Flatness factor distribution at different bed heights (usp = 2.19 m/s)

4 Conclusions

In this paper, a couple of simulations were conducted using Eulerian–Eulerian approach with closures from the KTGF. Simulation results were compared with the corresponding NETL experimental data and Lungu et al. (2016)’s simulation results. The modified Gidaspow-blend drag model, which is based on the drag coefficient correlation obtained from artificial neural network in our previous paper, was employed in the simulations; simulation results agree well with the experimental data. Moreover, the effect of particle shape on the flow behavior of particles in bubbling fluidized bed was investigated.

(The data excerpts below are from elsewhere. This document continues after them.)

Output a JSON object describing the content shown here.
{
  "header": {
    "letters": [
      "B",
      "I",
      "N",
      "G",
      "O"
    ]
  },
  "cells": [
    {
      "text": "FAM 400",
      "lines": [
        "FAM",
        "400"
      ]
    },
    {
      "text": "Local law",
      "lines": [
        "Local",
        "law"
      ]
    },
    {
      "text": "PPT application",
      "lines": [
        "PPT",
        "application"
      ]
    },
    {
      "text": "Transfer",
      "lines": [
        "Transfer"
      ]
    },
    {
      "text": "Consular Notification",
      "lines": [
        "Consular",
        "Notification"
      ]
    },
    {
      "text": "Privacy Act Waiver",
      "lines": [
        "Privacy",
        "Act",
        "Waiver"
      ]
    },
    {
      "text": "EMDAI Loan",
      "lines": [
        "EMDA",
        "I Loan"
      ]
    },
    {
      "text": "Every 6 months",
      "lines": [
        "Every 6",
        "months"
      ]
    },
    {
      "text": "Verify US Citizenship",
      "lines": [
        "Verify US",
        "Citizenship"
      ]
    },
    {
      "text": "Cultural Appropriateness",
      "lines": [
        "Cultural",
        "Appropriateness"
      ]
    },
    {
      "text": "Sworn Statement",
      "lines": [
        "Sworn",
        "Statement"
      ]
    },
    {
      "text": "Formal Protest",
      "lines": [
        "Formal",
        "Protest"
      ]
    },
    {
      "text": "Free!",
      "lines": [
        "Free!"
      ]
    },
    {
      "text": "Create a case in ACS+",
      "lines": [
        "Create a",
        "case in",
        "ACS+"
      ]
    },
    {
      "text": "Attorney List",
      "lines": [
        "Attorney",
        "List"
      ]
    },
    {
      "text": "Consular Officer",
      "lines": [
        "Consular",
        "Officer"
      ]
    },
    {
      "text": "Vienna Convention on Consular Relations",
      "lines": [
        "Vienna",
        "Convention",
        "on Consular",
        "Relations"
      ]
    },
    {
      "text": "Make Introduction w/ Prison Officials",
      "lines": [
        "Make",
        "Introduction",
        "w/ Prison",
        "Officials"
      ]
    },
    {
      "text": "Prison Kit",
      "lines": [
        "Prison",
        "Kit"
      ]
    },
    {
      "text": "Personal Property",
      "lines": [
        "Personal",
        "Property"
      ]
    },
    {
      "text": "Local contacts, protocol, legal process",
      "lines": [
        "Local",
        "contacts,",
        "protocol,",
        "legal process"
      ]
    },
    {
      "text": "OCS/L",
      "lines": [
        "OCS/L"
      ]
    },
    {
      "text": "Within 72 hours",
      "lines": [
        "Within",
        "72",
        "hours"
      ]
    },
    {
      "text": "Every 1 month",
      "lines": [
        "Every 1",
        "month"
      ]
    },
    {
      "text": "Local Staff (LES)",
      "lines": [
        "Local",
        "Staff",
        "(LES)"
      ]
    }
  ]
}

The main conclusions can be drawn as follows:

  1. (1)

    Two-fluid model, which is coupled with the modified drag model based on the drag coefficient obtained from the RBFNN method, can reasonably predict the flow behavior of non-spherical particles.

  2. (2)

    Particles with lower sphericities have larger vertical particle velocity. The particle shape has a weak influence on the random and fluctuating behavior of the particle velocities. In the fluidized bed, the particles move more violently on the top of the bed, but move weakly at the center and the bottom of the bed. The lower the particle sphericity is, the larger the bed expansion is.

  3. (3)

    Particle shape can change the velocity distribution and particle granular temperature distribution, which is on the particle-scale level. Particle shape has a strong influence on the flatness factor distribution in the microscale structure and a minor influence in the mesoscale structure and macroscale structure.

This work can be a reference for the application of the drag coefficient correlation in the fluidization process of non-spherical particles. The modified drag model can facilitate the simulation of complex process of multiphase flow in the process of petroleum engineering. Theoretically, the proposed drag coefficient correlation can be applied to the entire range of Reynolds number. However, it needs to be further validated under different Reynolds number and sphericities, which will be conducted in our future work.